Artık zevkli bölümlere yaklaşıyoruz. (Ni ha ha)

Keyifli Okumalar!

&

Üniformalı görevli, asansörün kapısını aralayıp beni otelin dördüncü katına çıkardığında ona teşekkür ederek yalnız devam edebileceğimi söyleyip ilerlemeye başladım. Altın görünümlü apliklerin sıralandığı açık renkli duvar kağıtlarıyla donatılmış duvarlarda kapı numaralarına dikkatle bakıyordum. Derken önümdeki kapılardan biri açıldı ve çok kısa, alçak bir diyaloğun ardından başka adım sesleri duydum. Yürümemi kesmeden devam ediyordum ki bu kişi yanıma yaklaştı ve ben kapı numarasını okumak üzere kafamı kaldırdığımda gözlerimiz kesişti.

Bay Zimmermann'ın ela gözlerinde değişik bir şaşkınlık belirmişti ancak hızla geçiştirdi bunu, gülümseyerek bana başını eğip asansöre doğru gözden kayboldu. Onunla karşılaşmak, bende de kolay açıklanmayacak bir etki bırakmıştı. Nitekim aradığım oda numarasından bir önceki açık kapıdan bana bakan bir çift gözü fark edince iyice afallamıştım.

Odanın içerisinden gelen ışığa karşı bir kadın vücudu serildi gözlerimin önüne. Çikolata rengindeki teni, sadece taşlardan ibaret ışıltılı bir gecelik benzeri kıyafetin altında çırılçıplaktı ve bu haliyle dolgun göğüslerini, incelen belinde gergin duran karnını, geniş kalçalarını tamamıyla görebiliyordum. Bunu idrak etmemle derhal kafamı çekmek istedim ancak kadın uzun kirpiklerle çevrili koyu gözlerinde aldırışsız bir tavırla beni süzüyordu. Sonra manalı bir alaycılıkla kapıyı örttü.

Avery'nin kapısını çalarken içimde uyanan tuhaf hissi bastırmaya çalışıyordum. Neyse ki çok geçmeden kuzenim kapısını aralayıp beni gördü ve coşkuyla karşıladı gelişimi.

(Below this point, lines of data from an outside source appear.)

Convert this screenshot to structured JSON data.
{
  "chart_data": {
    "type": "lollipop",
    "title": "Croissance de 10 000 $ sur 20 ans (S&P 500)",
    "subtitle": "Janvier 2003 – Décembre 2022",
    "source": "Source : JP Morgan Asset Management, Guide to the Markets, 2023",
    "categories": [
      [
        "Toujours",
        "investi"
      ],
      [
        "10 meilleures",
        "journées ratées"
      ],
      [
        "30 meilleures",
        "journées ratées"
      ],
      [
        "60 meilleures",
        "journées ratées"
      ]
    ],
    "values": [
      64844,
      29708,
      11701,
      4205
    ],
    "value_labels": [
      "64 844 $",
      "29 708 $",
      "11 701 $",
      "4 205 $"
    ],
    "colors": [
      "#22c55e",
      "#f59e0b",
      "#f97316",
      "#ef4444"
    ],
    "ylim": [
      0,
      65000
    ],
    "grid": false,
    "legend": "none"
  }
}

''Karmel, geldiğini duyduğuma ne kadar sevindim, tahmin edemezsin. Ah, tam vaktinde! Ben de yarım saat gecikince gelmeyeceksin sanmıştım. Siz gidebilirsiniz, çay servisini kendim yaparım.''

Benim geçtiğim kapıdan görevli hanımefendi çıktı. Avery hızla odanın içerisine doğru yürüyor, konuşuyordu.

''Doğruyu söylemek gerekirse bir an gelmeyeceksin sandım. Tabi ki senin vazgeçtiğini düşünmedim. Ama büyükannemizi tanıyorum. Benimle görüşme yasağı getirmiş malikaneye. Ha ha ha... Hiç güleceğim yoktu doğrusu. Bak, en sevdiğimiz kremalı süslemeli küçük keklerden yaptırdım. Çikolatalı, çilekli, vanilyalı... Ama hangisini daha çok sevdiğini hatırlayamadığım için hepsinden istedim. Evet itiraf ediyorum, gelen kutuyu görünce bir an ben bile oburluğumuza şaştım.''

İçerisi koyu kızıl duvar kağıdının sarı ışıkla birleşimi sonucu ağırlaşmıştı. Avery bunu anlamış gibi lambayı söndürdü ve ağır kalın perdeyi tek seferde çekerek dışarının tüm karlı atmosferini içeri taşıdı. Eşyalara mavinin açık tonları çökmüştü. Burada büyükçe bir yatak, dolaplar, zarif bir çalışma masası, karşılıklı tekli koltuklar vardı.

Avery paltomu aldıktan sonra doğrudan koltuğa geçmek yerine etrafa bakındım. Yatağın ortasında açılmış boş bir valiz duruyordu. Dolaplardan kıyafetler saçılmıştı aynı zamanda. ''Hazırlanıyor musun?''

Avery neşeyle güldü. ''Hayır, daha değil. Şimdi sadece konta geri göndereceğim eşyaları seçiyordum. Geldiğin iyi oldu, bana yardım edersin.''

Avery'nin bahsettiği kekler sunum tepsisinin katlarına rengarenk dizilmişti. Pencereye yaklaşıp dışarı baktım. Bay Zimmermann'ı bir araca binerken gördüm. Bay Suvorin'in arabası da otelin yanındaki terzi dükkanının önündeydi.